Google Duplex, l’avancée technologique de trop ?

Aujourd’hui, nous sommes déjà habitués à parler avec des assistants virtuels comme Siri (Apple), Alexa (Amazon) ou Assistant (Google). Généralement, c’est pour donner un ordre ou pour chercher une information. Mais la semaine dernière Google a franchi une étape supplémentaire. Sundar Pichai, le CEO de Google, a dévoilé la dernière trouvaille de ses ingénieurs : Google Duplex. C’est le nom de l’intelligence artificielle qui va mettre au chômage tous les vendeurs et tous les commerciaux du monde entier. En tout cas, c’est déjà comme cela que la nouveauté est perçue par quelques gourous actifs sur LinkedIn.

La chroniqueuse Natacha Polony avait rédigé en février 2017 un éditorial indiquant que le monde est désormais dirigé par des ” délinquants fiscaux en sweat-shirt à capuche et qui vouent leur vie à rendre la nôtre plus belle (…) exactement comme l’Eglise catholique veillait sur nos âmes “.

Pourquoi cette crainte ? Sundar Pichai a présenté à son audience deux exemples au cours desquels Google Duplex a téléphoné en direct à un restaurant et à un salon de coiffure pour prendre rendez-vous. C’était épatant, car cette intelligence artificielle n’avait pas la voix métallique ou reconnaissable d’un robot, mais une voix bien humaine. Mieux encore, durant la prise de rendez-vous, cette voix prenait des pauses de quelques secondes avant de répondre et nous imitait en tant qu’êtres humains, avec toutes nos imperfections.
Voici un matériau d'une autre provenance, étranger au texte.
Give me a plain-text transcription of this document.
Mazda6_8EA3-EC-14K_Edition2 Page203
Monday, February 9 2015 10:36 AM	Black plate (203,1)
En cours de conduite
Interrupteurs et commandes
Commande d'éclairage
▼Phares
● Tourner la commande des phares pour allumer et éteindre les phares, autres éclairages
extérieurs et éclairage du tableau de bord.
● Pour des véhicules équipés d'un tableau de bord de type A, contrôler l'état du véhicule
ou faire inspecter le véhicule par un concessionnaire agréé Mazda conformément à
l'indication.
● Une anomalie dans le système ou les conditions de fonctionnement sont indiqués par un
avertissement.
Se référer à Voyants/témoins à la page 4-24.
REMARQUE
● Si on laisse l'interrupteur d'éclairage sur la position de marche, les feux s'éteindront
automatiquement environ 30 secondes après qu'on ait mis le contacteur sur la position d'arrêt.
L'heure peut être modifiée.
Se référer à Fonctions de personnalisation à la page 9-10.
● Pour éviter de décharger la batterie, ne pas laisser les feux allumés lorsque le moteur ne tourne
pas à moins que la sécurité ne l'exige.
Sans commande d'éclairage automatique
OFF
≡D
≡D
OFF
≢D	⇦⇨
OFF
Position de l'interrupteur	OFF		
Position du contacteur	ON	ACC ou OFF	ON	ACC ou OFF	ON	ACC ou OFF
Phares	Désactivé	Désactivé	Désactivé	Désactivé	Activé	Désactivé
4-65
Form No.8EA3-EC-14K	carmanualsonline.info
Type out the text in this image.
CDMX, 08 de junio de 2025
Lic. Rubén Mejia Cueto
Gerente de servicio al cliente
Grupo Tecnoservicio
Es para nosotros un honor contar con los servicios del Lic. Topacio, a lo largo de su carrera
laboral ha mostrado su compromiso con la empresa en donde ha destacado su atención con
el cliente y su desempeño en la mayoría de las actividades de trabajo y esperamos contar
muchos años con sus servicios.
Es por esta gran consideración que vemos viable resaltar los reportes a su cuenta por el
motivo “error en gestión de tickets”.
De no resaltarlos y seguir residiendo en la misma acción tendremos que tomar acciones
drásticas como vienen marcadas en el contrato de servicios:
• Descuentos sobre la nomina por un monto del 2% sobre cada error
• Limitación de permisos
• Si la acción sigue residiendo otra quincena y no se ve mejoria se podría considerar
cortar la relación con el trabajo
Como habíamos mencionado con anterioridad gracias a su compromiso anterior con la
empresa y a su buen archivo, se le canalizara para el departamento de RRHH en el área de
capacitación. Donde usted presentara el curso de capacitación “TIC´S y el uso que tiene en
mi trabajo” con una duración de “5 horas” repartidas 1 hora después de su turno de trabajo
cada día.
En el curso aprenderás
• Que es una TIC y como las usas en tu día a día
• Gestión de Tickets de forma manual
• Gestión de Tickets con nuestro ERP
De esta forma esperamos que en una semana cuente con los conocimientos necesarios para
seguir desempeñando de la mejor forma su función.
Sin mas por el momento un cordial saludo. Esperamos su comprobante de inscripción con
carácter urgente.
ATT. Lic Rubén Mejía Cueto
En clair, au lieu de répondre ” oui ” ou ” non ” ou par des phrases types, Google Duplex a mené une vraie conversation, avec les digressions propres aux conversations humaines. Avec même des ” Mhmm ” et des ” Ah, bon ” propres à une conversation humaine. Bref, c’était criant de réalité car, à aucun moment, les interlocuteurs humains ne se sont rendu compte qu’ils parlaient à une machine !

Bien entendu, ces exemples soulèvent des questions morales. En effet, lorsque cette machine intelligente a téléphoné, elle s’est présentée à ses interlocuteurs comme l’assistant de Mme X mais à aucun moment, elle n’a dévoilé le fait qu’elle était une machine. Le problème éthique est posé car ses interlocuteurs ont été abusés . N’étant pas technophobe, je reconnais que cette invention est géniale sur le plan technologique. Elle pourrait, par exemple, sauver des vies en cas d’accident de voiture en appelant les urgences à notre place. Mais l’actualité récente doit nous rappeler que cette intelligence artificielle pourrait aussi nous tromper.

Le grand public a compris – mieux vaut tard que jamais – qu’un réseau social comme Facebook pouvait être manipulé pour influencer les votes des citoyens américains ou pour inciter les gens à la haine. Question : si demain, en plus des fausses informations, des fausses images, des fausses vidéos, ce genre de technologie vocale tombe dans des mains maléfiques, comment savoir si nous parlerons encore à un véritable être humain ou à une machine destinée à nous manipuler ? Le CEO de Google dira que nous n’en sommes pas encore là sur le plan technologique, mais à l’allure des progrès de l’IA, il ne faudra pas plus d’une génération pour assister à l’émergence d’un monde potentiellement dangereux.

Regardons autour de vous. Nous sommes toujours plus nombreux à préférer passer par une application bancaire qu’un interlocuteur humain pour gérer nos affaires financières. Avec Google Duplex et ses avatars, nous allons être gâtés. Fini de parler à un humain, l’assistant de Google le fera pour nous. Et ça, c’est le début de la fin : une sociologue américaine avait déjà démontré en 1961 que ce qui faisait la cohésion humaine d’une ville, sa viabilité, ce sont toutes ces petites conversations anodines et quotidiennes. Exit l’humain avec Google Duplex.

Si les ingénieurs de Google ne prêtent pas attention aux questions éthiques, c’est le tissu social qui pourrait être détruit avec ce genre d’invention. La vérité, c’est que le problème n’est pas l’intelligence artificielle de Google Duplex. Les scientifiques le savent de longue date, la technologie est neutre par essence. Mais pas les ingénieurs de Google. Ce géant du Web a des responsabilités éthiques. Mais les CEO de la Silicon Valley ont-ils conscience de leur responsabilité ? Pour l’heure, l’actualité répond à leur place. La chroniqueuse Natacha Polony avait rédigé en février 2017 un éditorial indiquant que le monde est désormais dirigé par des ” délinquants fiscaux en sweat-shirt à capuche et qui vouent leur vie à rendre la nôtre plus belle (…) exactement comme l’Eglise catholique veillait sur nos âmes “. Je trouvais qu’elle exagérait, mais aujourd’hui, j’ai des doutes.